An hour later the Seamew, her topsails drawing full and her lower canvas properly handled, drove on like the bird she was through the channel into the cove, trailing the old lifeboat behind her. The skipper had taken the wheel himself, but that "tug to sta'bbo'd" did not disturb his equanimity as it sometimes did Horry's.
Sheila, muffled in oilskins and sea boots, but with her wet hair flowing over her shoulders, stood beside the skipper. No matter how satisfied and confident Tunis might appear, the girl was still in an uncertain state of mind.
"And so," she said to him anxiously, "I do not know what to tell them. Cap'n Ira seemed so poorly and so unhappy. And he says Aunt Prue is almost ill.
"But it was Cap'n Ira who told me what to do when we saw the Seamew in danger; how to get the men together and how to launch the boat! Oh, it was wonderful! He was not too overcome to be practical and realize your need, Tunis."
"Trust Cap'n Ira," agreed the young man. "And what other girl could have done what you did, Sheila? Hear what Cap'n John Dunn says? You ought to be a sailor's daughter. I can tell him you are going to be a sailor's wife."

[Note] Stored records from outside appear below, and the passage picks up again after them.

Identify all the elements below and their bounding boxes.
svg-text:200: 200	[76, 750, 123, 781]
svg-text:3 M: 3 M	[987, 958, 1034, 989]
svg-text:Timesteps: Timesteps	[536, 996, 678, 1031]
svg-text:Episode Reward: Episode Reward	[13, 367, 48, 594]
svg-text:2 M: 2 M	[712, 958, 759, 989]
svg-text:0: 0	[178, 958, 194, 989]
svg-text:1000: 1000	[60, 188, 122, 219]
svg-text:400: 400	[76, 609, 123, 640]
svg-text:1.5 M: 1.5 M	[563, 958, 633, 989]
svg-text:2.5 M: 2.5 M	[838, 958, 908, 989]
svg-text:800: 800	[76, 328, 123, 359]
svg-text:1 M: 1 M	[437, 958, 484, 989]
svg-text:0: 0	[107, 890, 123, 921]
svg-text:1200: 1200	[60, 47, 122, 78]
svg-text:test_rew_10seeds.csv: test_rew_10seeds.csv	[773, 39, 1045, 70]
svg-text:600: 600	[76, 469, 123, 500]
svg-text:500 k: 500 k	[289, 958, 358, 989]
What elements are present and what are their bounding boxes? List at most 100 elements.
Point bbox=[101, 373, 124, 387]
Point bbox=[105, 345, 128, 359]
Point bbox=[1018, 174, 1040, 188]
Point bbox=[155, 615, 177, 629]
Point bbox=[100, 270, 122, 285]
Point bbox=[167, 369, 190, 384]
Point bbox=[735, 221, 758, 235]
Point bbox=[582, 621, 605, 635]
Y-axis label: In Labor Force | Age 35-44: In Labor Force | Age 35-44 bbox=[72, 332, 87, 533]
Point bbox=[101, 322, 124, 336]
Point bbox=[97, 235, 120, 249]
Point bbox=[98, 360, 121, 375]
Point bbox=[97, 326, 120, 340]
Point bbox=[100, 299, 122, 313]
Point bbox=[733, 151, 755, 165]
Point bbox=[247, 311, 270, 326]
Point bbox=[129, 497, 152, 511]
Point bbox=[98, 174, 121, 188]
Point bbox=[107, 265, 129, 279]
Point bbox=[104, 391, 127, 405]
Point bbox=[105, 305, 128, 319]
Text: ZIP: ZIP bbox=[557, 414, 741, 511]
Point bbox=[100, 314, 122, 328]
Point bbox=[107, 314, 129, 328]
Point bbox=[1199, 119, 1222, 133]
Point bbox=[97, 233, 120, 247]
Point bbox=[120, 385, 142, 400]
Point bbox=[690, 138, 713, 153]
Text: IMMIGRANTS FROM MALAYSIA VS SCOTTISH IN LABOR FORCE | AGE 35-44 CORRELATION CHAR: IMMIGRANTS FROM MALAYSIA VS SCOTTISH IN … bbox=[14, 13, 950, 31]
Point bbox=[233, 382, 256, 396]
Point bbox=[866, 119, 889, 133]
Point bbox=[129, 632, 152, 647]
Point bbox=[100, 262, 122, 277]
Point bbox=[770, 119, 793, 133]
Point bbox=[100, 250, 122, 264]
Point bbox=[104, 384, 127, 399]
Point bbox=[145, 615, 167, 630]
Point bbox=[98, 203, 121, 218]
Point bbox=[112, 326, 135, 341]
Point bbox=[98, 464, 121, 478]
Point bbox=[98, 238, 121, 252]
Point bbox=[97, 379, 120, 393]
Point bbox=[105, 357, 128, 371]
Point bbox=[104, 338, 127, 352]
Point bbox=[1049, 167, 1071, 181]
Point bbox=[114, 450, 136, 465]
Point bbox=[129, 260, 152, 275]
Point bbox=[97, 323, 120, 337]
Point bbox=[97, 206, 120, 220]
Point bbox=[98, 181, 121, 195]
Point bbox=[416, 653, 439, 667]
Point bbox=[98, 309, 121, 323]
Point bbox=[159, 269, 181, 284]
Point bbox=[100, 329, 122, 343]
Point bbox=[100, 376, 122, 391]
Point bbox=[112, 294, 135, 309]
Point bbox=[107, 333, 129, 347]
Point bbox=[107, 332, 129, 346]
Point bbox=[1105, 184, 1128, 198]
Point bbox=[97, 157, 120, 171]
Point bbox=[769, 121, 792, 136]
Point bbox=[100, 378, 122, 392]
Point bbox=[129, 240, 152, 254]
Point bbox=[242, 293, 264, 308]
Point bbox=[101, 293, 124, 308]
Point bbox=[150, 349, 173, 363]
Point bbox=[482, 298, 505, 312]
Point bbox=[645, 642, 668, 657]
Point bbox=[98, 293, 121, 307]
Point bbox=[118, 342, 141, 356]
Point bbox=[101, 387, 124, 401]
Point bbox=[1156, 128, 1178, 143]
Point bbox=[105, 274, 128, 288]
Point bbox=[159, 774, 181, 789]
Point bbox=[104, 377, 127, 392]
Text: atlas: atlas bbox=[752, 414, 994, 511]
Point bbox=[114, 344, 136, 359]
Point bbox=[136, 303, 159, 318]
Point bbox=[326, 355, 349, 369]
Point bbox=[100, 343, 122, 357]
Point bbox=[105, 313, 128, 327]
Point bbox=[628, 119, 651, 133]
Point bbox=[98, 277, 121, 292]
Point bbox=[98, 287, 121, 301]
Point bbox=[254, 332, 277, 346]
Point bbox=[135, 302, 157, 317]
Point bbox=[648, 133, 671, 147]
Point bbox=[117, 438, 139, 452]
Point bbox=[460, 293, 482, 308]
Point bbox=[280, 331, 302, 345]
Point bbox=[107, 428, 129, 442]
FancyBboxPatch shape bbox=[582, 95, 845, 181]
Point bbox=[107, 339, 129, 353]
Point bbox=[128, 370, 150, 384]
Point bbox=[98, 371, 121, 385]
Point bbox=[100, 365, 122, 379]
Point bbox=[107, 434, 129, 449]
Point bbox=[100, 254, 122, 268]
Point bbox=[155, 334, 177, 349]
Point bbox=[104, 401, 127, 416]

"No, no! Oh, Tunis! It can't—"
"No 'can't' in the dictionary," interrupted the captain of the Seamew. "You and I are going to have one big talk, Sheila, after I take you up home."
"Up home?" she repeated.
"You are going back to Cap'n Ira's. You know you are. That other girl has beat it for Boston, you say, and there's not a living reason why you shouldn't return to the Balls. Besides, they need you. I could see that with half an eye when I went away the other morning. The old man hobbling around the barn trying to catch an old hen was a sight to make the angels weep."
"Poor, poor Cap'n Ira!" she murmured.